Masonry / Infinite scroll "jump flickers" on page load when positioned

Preface: Masonry is a JQuery plug in that creates a "brick-style" layout of html pages on one page. Infinite scroll is a plug in that allows for a pintrest-style scrolling of page items.

I have masonary w/ infinite scroll installed here:

http://helpknow.com/black2/

and my problem is this.

I want to position the "container" div to center the entire list of items in the page.

So I use some code like this:

#container {
  left:140px;   // <---- Positioning 
  padding:10px;
  background: #FFF;
  padding: 5px;
  margin-bottom: 20px;
  border-radius: 5px;
  clear: both;
  -webkit-border-radius: 5px;
     -moz-border-radius: 5px;
          border-radius: 5px;

}

The problem is when I do that, upon opening the page there is a quick "flickering jump" where all the masonry items move to their position ( you might not be able to see it on refresh, only on initial page load). I don't want this. I want the items to not "flicker". I want them to appear static until the user scrolls, then I want the animation to take place as expected. When I remove the left positioning this problem does not happen (but obviously the items float left and are not centered, which is not what I want). I tried wrapping the main div "container" and other items in a new div container and moving it/them around and was met with the same problem.

Upvotes: 2

Views: 3291

Answers (1)

Systembolaget
Systembolaget

Reputation: 2514

Have you tried 2, meaning to initialise Masonry when all your content has been loaded? Now, you are doing it as in 1...

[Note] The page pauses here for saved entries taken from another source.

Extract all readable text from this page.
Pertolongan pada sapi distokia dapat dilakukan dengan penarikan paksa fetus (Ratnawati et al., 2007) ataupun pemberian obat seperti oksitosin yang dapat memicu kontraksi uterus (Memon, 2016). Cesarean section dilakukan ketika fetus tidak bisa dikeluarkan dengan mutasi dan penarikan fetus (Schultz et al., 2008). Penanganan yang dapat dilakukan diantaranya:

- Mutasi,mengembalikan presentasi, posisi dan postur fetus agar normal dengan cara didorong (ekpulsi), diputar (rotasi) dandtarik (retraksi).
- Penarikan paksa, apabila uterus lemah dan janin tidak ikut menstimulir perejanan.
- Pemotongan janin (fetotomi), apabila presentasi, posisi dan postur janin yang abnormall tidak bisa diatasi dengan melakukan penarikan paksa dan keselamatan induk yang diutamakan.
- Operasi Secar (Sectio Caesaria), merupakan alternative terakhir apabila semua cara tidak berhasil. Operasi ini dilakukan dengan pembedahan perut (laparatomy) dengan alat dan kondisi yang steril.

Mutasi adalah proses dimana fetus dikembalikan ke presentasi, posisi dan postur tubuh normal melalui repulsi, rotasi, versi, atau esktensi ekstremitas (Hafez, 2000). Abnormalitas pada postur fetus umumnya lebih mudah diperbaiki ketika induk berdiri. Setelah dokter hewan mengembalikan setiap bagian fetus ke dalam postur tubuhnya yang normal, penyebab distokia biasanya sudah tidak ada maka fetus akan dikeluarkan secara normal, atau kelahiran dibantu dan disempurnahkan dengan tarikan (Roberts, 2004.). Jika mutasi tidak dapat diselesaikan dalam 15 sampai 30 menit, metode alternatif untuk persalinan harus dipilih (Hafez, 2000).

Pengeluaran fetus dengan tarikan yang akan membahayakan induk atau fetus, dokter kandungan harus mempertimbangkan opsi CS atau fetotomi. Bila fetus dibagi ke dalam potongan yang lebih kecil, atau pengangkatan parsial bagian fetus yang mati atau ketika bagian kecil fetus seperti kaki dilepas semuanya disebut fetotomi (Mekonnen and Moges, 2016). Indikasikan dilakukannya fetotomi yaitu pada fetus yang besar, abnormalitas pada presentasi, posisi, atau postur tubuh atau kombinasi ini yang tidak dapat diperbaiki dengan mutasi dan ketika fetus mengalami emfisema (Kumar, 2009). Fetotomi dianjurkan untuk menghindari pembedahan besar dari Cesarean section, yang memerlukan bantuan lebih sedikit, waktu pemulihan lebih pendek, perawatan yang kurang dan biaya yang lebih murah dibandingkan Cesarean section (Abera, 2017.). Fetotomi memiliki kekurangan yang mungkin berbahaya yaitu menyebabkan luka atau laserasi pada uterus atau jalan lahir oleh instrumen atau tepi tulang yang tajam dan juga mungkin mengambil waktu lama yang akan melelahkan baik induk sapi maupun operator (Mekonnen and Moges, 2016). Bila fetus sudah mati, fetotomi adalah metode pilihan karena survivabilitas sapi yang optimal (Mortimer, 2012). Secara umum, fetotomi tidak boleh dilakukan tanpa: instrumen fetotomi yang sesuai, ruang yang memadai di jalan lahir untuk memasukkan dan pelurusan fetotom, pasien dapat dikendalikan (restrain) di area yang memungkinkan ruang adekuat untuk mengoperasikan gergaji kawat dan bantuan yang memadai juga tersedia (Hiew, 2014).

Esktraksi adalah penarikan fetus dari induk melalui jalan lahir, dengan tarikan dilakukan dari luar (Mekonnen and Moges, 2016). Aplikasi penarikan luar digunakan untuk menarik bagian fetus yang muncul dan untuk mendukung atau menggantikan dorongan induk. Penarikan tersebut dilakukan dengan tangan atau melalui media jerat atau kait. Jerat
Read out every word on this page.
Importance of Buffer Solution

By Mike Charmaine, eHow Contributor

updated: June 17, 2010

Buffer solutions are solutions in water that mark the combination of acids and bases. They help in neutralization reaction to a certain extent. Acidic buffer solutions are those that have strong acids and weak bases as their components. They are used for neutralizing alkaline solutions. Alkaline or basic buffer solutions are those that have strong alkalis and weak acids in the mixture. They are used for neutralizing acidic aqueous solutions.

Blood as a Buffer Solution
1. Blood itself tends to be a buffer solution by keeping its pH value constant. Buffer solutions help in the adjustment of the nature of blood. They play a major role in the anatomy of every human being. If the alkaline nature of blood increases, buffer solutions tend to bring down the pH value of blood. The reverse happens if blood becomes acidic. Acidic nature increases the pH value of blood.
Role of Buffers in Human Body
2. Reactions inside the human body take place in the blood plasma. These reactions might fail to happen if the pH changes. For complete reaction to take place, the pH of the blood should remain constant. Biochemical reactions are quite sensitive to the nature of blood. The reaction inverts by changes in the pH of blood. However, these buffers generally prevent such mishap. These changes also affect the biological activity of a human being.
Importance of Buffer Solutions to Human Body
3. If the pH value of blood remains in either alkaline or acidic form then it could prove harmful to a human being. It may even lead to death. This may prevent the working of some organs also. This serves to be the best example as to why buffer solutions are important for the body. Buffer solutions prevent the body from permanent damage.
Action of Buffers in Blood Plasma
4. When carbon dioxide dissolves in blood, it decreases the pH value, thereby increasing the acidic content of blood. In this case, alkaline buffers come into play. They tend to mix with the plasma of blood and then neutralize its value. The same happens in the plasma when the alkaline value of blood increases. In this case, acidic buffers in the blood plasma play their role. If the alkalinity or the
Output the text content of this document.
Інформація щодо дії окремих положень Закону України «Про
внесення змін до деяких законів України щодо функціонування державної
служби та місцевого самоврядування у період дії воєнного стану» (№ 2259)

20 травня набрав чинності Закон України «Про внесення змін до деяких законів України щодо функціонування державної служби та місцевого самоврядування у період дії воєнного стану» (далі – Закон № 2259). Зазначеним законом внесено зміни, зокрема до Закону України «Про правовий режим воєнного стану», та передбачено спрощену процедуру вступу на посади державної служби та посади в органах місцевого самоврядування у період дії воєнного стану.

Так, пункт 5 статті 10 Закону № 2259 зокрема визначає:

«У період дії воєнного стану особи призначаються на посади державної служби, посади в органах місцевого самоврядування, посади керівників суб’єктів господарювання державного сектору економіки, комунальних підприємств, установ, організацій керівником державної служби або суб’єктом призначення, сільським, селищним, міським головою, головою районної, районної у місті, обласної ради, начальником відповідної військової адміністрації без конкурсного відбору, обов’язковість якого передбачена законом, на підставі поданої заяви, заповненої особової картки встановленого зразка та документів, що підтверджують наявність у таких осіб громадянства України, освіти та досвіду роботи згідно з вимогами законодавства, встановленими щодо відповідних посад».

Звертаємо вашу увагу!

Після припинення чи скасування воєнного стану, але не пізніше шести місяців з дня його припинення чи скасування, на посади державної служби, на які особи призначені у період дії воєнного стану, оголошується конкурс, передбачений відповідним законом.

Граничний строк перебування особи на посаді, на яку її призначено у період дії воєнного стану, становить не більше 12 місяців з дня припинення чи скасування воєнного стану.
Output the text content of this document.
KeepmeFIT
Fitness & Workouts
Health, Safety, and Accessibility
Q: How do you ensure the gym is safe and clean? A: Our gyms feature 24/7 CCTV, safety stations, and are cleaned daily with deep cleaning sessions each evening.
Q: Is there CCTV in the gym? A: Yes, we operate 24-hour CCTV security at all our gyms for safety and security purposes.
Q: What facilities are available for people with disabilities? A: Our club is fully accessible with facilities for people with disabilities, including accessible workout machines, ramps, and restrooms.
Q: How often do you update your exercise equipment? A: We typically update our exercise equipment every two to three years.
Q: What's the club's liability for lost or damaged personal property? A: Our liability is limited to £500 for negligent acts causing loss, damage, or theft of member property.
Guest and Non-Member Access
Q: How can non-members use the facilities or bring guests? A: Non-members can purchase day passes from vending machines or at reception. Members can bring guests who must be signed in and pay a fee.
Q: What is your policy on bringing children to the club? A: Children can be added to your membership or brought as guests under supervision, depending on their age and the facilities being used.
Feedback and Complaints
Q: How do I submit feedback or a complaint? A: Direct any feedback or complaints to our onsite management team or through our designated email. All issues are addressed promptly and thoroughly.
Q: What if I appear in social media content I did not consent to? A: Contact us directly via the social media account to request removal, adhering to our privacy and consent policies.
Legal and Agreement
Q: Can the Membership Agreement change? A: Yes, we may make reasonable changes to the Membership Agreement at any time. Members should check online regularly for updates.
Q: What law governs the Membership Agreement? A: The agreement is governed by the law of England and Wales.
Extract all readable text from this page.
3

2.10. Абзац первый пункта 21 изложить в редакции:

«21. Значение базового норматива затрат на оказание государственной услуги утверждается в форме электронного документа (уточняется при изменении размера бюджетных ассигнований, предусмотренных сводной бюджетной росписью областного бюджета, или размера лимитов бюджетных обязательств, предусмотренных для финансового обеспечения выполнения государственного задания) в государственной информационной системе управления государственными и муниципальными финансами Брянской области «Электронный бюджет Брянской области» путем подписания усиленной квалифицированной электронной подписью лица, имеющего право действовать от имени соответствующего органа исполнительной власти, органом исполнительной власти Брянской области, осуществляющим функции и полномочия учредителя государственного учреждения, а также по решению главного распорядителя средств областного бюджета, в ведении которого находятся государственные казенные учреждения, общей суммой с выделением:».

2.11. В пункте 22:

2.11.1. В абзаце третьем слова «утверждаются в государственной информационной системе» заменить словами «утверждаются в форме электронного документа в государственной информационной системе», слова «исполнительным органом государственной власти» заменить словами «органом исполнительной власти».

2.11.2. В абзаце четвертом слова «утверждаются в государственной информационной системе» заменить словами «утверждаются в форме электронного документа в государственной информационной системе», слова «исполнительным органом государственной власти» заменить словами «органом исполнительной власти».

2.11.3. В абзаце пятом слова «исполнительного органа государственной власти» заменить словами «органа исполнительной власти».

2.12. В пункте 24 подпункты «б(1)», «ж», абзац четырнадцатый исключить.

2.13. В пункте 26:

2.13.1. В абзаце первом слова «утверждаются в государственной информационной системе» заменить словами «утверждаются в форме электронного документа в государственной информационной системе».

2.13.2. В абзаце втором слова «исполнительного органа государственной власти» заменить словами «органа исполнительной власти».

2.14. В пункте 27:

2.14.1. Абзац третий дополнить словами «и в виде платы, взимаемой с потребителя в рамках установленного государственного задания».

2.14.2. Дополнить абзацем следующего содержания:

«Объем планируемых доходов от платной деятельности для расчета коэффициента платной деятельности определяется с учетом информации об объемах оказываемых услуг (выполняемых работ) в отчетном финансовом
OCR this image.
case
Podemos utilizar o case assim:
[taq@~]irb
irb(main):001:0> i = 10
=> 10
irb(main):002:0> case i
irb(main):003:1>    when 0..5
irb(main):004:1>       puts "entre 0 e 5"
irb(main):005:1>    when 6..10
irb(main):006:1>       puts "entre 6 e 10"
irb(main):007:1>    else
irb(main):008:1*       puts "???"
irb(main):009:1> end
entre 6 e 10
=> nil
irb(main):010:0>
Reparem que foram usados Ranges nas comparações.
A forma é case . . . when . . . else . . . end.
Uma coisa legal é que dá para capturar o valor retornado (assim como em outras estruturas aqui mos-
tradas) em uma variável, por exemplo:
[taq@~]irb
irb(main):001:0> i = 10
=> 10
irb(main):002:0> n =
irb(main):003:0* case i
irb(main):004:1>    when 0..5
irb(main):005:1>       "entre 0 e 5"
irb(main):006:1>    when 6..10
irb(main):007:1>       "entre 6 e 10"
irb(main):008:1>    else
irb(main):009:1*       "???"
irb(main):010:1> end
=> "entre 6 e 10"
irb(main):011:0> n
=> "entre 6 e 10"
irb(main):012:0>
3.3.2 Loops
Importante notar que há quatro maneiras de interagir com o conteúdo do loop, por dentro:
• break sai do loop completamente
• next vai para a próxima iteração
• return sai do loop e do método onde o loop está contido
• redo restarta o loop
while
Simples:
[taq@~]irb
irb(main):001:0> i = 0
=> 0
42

1 This executes, when the DOM has been constructed, before all content has been loaded

$(document).ready(function(){ ... });
$(function(){...}); // short form

2 This executes, when all content has been loaded

$(window).load(function(){ ... });

3 This executes immediately, when it is first encountered by the browser

(function(){ ... })();

The latter is a self-executing anonymous function (known as a closure), which is very handy, but not here, because no content or not the right content may have been loaded when it self-executes.

UPDATE Alternatively, you can fade your #container in, which can sometimes look nice, too. See this fiddle here, which does the same with Masonry's bigger brother Isotope.